Happiness is clearly at the center of his delightful ``Big Fish, Little Fish,'' in which a small boy, Zeffirino, encounters untold joys in the vivid, limpid waters where he snorkels and fishes to his heart's content. But he also encounters a fat woman, lying on the rocks and weeping in a steady stream of tears that ``ran down her cheeks one after another and dropped into the sea.'' How Zeffirino and his father finally get the signorina to stop crying is a lovely illustration of an unusual way to confer happiness.

The ``Wartime Stories'' also draw from Calvino's own experience. At 22, with his 16-year-old brother, he fought with the partisans of the ``Garibaldi'' brigade in the Maritime Alps, rather than joining the Fascist Italian Army. His wartime stories are sinister, suspenseful, even frightening. Partisan warfare in Italy -- when small groups hid in remote mountain crevasses and engaged in deadly confrontations with German troops and Italian Fascists -- was so cruel as to be decidedly unromantic. Only one of these stories, ``Animal Woods,'' has any of the humor and fantasy of Calvino's usual style.

Then in the postwar years, Italy seems to have gone a bit crazy.

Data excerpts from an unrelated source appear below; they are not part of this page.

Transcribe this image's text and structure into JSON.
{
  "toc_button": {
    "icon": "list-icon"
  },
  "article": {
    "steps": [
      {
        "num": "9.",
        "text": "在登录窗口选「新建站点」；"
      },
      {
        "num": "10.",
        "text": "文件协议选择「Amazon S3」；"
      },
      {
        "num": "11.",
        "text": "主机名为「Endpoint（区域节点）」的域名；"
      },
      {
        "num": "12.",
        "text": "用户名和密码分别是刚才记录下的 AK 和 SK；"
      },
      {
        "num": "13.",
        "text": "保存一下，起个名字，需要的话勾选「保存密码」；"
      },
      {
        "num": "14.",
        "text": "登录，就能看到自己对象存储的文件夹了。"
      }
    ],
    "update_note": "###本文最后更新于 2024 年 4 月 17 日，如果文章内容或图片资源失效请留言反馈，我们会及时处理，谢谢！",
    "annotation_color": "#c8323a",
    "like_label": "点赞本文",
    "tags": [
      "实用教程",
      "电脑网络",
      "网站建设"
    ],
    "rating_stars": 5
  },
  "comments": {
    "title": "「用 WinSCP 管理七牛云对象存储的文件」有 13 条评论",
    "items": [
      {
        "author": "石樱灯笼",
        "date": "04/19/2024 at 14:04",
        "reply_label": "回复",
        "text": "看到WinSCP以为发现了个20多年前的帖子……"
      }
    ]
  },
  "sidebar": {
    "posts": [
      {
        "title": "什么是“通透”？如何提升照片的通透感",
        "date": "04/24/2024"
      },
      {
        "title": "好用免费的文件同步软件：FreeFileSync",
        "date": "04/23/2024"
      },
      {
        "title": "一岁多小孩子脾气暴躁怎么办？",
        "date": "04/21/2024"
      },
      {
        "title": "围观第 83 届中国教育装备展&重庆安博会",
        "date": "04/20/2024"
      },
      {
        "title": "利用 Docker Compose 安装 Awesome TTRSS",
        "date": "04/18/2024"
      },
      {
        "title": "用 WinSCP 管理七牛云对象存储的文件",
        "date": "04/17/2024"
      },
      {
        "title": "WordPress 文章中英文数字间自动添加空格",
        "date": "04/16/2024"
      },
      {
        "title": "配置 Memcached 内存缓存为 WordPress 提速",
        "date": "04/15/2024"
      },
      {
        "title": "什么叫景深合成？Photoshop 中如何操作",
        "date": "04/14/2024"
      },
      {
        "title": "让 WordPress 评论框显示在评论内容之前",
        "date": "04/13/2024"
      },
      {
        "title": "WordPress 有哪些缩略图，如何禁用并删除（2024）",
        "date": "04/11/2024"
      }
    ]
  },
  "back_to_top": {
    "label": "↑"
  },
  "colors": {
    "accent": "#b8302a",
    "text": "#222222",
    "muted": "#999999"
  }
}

Judging from the elements of his five postwar stories -- food, sex, sleep, clothing, and shelter! -- the most basic components of human happiness had to be scrambled for in those days, and their enjoyment, when secured, was highly problematic.

But with his ``Stories of Love and Loneliness,'' Calvino delves into the exploration of happiness in some of its most intimate and illusive forms, with: a soldier, a bather (our desperate domestic friend), a clerk, a photographer, a traveler, a reader (the indecisive seducer), a nearsighted man, and a poet.

The clerk is steeped in happiness: the euphoria of a self-effacing man who has just spent the night with a beautiful woman far beyond his reach. In the buoyant morning hours of a spring day, he wraps himself in the memories of his extraordinary escapade, perfectly content for his happiness to exist only in the past -- until the memory itself begins to bleach out in the bland monotony of his life.

The traveler takes his happiness from the future: from the certainty that the train he's riding is speeding him to his love. Every detail of the journey -- from the discomfort of the worn plush seats to the feel of the telephone token in his pocket -- is a talisman of happiness. Surely the actual presence of his darling Cinzia cannot bring him any more joy than this train-ride of anticipation.

Perhaps the most poignant look at happiness is the ``Adventure of a Nearsighted Man.'' Amilcare Carruga's problem is that without his new glasses he cannot see anything or anyone clearly. The world has lost its sparkle and its joy. But when he returns to his hometown in search of the woman he loves, he finds that none of his old friends recognize him with the glasses on. When he can see, he is invisible, cut off from happiness. But the world holds no joy for him when he cannot see.

In this book, Calvino shows us a great deal about happiness: that it results from a passionate involvement in something we love; that it is conscious self-knowledge; and that it happens, rather than being bought, planned, schemed for, or conjured up. Most of all, with these surreal stories, he shows us that happiness is real. And we believe him.

Monitor staff writer Kristin Helmore has lived in Italy.